The findings are reported by researchers Teun Dekker, Irene Ibba, Purayil Siju, Marcus Stensmyr, and Bill S. Hansson of the Swedish University of Agricultural Sciences.
Most insects rely on their olfactory system to detect mates, food, and egg-laying sites. This also holds true for fruit flies in the genera Drosophila. Both the peripheral and the central olfactory systems have been mapped in detail in D. melanogaster, an important model organism for research. However, nine sibling species of D. melanogaster are less well characterized. One of these species, D. sechellia--as its name suggests, it is endemic to the Seychelles islands--relies exclusively on one fruit, called the morinda fruit, for egg-laying.
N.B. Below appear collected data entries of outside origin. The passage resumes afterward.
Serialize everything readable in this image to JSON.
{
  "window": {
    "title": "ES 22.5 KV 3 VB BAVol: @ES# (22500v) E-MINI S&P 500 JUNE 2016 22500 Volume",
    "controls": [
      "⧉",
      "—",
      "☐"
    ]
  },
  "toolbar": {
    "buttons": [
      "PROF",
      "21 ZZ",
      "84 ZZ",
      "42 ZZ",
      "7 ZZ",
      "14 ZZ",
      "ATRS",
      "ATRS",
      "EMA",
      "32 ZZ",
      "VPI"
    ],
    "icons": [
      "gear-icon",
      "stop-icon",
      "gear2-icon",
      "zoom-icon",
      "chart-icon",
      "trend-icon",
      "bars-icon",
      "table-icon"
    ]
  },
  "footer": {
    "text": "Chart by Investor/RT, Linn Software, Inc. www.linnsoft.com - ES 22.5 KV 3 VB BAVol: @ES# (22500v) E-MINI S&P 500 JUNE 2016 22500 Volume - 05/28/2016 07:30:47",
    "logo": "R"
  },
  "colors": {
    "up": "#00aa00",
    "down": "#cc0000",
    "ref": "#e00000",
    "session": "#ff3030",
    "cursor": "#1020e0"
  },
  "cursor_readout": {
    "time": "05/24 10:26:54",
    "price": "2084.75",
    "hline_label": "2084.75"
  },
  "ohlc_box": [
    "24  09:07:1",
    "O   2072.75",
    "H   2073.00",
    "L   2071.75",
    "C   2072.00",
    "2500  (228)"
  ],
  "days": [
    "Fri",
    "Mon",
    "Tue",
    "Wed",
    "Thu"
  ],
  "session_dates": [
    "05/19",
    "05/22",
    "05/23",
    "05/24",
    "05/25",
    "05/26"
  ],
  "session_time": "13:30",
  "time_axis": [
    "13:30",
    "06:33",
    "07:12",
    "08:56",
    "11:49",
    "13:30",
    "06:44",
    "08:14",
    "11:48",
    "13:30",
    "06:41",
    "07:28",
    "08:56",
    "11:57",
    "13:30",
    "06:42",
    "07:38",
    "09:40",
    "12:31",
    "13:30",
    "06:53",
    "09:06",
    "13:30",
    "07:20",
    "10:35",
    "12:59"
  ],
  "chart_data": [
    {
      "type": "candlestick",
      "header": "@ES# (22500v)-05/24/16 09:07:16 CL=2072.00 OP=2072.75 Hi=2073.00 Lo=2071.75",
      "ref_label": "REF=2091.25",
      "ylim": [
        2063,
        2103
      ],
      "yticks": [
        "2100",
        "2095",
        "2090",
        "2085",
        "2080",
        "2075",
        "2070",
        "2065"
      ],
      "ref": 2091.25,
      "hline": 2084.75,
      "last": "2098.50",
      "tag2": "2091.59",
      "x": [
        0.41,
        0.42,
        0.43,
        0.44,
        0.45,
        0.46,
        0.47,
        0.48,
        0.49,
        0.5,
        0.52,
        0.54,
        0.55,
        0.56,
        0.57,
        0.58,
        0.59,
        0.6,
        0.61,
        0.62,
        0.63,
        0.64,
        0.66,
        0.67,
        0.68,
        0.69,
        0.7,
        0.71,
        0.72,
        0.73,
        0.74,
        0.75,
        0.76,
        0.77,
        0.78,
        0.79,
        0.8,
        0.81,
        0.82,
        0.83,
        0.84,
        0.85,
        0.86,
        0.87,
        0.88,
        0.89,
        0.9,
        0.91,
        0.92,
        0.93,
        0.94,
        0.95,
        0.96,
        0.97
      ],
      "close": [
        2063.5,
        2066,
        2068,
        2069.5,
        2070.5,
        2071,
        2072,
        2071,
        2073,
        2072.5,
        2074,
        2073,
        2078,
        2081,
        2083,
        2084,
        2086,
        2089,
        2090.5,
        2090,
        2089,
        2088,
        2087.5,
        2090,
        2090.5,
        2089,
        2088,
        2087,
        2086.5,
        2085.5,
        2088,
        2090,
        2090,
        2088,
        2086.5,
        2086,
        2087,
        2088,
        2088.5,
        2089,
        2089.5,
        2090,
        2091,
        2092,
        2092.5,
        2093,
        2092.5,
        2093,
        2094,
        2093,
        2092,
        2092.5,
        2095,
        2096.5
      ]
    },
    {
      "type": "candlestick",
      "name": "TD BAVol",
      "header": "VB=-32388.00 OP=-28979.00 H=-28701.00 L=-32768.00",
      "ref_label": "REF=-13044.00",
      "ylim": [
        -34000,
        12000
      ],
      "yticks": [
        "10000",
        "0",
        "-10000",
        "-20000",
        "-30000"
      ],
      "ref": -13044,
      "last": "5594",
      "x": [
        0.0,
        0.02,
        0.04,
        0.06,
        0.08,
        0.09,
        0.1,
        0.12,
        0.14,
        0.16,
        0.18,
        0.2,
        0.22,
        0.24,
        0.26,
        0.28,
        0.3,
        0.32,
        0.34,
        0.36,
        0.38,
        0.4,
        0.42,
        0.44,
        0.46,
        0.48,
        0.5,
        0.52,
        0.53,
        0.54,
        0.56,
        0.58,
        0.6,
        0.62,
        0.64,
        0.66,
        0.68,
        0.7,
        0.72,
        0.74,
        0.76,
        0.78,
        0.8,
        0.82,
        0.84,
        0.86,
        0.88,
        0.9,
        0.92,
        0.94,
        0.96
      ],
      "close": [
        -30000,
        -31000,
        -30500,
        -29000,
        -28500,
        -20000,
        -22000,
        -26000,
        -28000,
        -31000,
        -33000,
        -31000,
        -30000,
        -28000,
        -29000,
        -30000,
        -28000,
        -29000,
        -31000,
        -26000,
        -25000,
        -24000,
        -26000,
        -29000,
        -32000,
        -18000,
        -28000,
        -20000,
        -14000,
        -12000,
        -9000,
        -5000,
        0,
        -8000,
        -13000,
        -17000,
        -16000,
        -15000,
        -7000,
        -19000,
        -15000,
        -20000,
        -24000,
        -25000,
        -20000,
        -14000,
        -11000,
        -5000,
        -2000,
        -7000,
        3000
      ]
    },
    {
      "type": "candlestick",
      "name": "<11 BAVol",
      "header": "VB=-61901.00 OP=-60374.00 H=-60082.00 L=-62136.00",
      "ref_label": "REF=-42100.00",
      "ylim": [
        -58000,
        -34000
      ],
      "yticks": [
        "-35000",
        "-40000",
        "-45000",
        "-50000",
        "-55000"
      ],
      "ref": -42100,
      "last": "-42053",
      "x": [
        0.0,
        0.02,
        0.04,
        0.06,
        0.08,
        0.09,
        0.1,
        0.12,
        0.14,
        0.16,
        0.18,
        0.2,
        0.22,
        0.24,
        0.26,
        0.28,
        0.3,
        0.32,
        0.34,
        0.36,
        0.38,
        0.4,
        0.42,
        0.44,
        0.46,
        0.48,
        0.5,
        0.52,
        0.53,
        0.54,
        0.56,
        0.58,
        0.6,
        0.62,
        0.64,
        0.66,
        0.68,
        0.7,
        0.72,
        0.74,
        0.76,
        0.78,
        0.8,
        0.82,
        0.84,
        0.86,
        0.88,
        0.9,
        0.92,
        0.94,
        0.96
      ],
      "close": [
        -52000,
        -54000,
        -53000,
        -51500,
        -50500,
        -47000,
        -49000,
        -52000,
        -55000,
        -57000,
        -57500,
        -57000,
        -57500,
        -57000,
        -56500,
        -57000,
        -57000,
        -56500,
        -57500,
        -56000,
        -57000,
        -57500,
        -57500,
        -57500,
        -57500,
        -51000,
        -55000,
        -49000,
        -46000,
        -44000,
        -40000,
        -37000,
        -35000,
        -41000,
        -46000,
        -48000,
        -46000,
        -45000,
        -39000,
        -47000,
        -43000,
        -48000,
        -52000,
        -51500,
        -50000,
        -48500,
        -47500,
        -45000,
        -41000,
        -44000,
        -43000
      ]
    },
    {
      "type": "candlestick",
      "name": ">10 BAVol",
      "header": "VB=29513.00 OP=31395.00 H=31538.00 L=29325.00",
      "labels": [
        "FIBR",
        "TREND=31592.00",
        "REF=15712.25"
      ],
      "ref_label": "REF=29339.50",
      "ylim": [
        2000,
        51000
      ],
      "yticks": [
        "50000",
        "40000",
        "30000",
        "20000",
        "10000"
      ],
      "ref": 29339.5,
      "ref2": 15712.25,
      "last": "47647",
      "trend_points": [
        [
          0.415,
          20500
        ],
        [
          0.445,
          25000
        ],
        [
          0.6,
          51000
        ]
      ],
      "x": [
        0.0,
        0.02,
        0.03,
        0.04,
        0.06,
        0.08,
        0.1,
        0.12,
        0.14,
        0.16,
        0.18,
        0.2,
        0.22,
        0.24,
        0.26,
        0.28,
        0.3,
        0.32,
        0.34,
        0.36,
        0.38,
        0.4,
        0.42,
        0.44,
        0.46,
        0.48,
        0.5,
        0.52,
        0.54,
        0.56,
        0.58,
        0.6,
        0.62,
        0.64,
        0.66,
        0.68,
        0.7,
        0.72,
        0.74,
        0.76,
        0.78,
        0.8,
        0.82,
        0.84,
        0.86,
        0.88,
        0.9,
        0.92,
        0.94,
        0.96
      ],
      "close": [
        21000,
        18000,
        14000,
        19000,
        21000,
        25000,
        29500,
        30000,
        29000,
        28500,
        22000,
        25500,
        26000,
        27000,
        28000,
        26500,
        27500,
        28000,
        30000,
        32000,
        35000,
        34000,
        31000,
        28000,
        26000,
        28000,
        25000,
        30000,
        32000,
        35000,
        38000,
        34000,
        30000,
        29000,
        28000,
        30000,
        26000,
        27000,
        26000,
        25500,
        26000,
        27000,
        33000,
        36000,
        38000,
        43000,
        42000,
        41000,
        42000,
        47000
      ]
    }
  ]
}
This fruit, which smells of gorgonzola and pineapple, is toxic to, and shunned by, D. melanogaster and other sibling fruit fly species.
In their new work, the researchers show that the main cue used by D. sechellia when locating morinda fruit is methyl hexanoate (MeHex), which possesses a pineapple-like odor. The researchers found that olfactory hairs (sensilla) on the antenna that house receptor neurons specific to the MeHex odor have become three times more numerous, and one hundred times more sensitive, in D. sechellia than in the sibling species D. melanogaster. In parallel, a specific brain area (a so-called olfactory glomerulus) that receives input from the MeHex-specific neurons is significantly increased in size in D. sechellia. The researchers' findings indicate that the relative overexpression of MeHex-specific receptor neurons in D. sechellia compared to D. melanogaster has occurred at the expense of two other types of sensilla.
The work suggests that the evolution of a specialized olfactory system can occur during a limited evolutionary time span, and at several different levels of neural organization. More broadly speaking, the findings contribute to our understanding of the evolution of sensory systems and their adaptation to new conditions and resources.